Direct examination of local regulation of membrane activity in striatal and prefrontal cortical neurons in vivo using simultaneous intracellular recording and microdialysis.

Slice preparations are typically used to study the effects of pharmacological manipulations on the electrophysiological activity of mature neurons. However, the severing of afferent inputs is known to significantly change the natural membrane activity of the neuron. To study the effects of local pharmacological manipulations on neurons in the intact brain, we combined the methods of microdialysis and intracellular recording in vivo. After implantation of a microdialysis probe into the prefrontal cortex (PFC) or striatum, intracellular recordings were conducted within approximately 500 microm of the active surface of the probe. The spontaneous membrane activity, passive membrane properties, and intracellularly and synaptically evoked responses of striatal and cortical neurons recorded during perfusion of artificial cerebral spinal fluid were not different from that of neurons recorded in intact animals. Moreover, in the PFC, local perfusion with glutamate or N-methyl-D-aspartate depolarized neurons and increased spike activity. Conversely, local perfusion of tetrodotoxin hyperpolarized neurons while markedly reducing spontaneous membrane depolarizations and eliminating spike activity.
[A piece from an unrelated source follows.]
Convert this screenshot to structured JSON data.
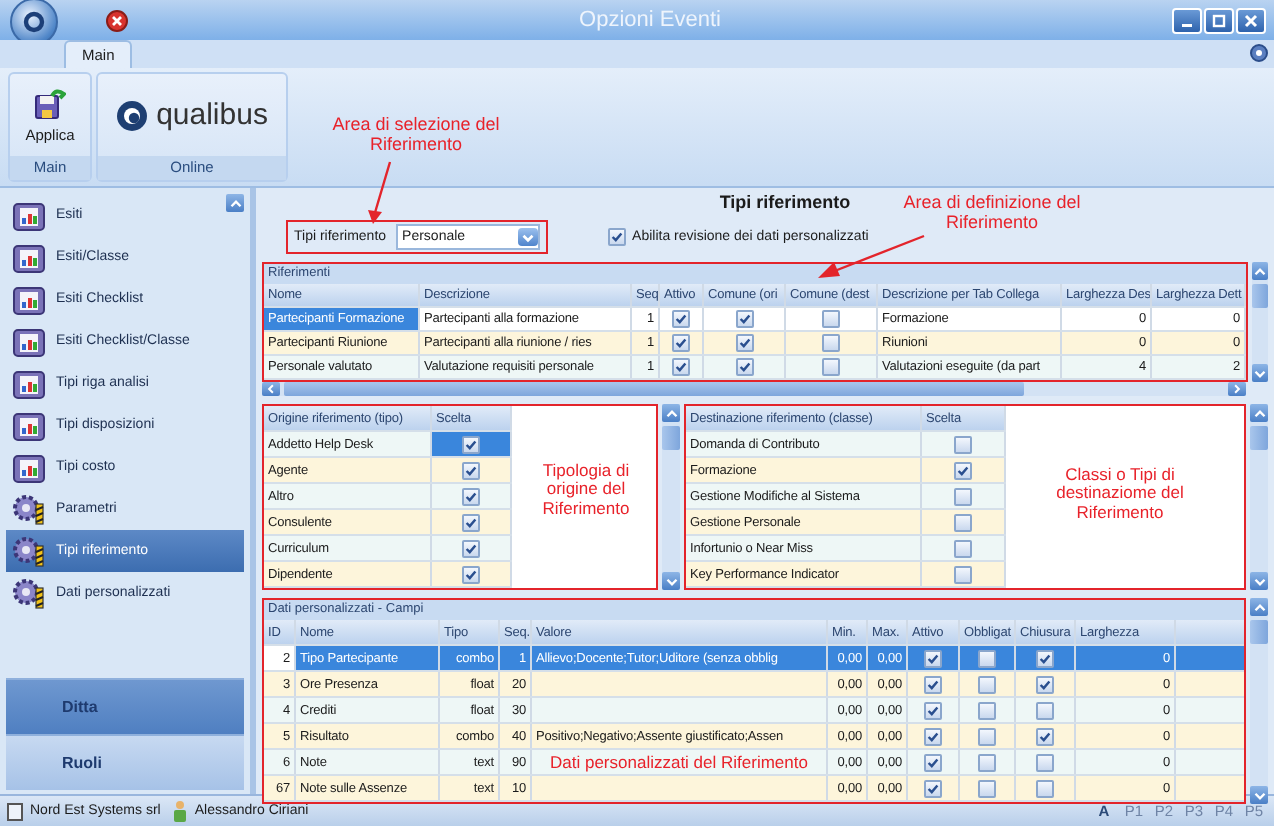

In the striatum, local perfusion of the gamma-aminobutyric acid(A) receptor antagonist bicuculline rapidly depolarized neurons and increased spontaneous spike activity. Given that striatal and PFC neurons recorded in animals undergoing microdialysis in the current study exhibited electrophysiological properties similar to those recorded in intact controls, it is likely that the effects of local microdialysis on ongoing synaptic activity, neuronal excitability, and endogenous neurotransmitter levels are minimal. We conclude that the use of local microdialysis with intracellular recording is a powerful method for studying local receptor regulation of synaptic activity in vivo.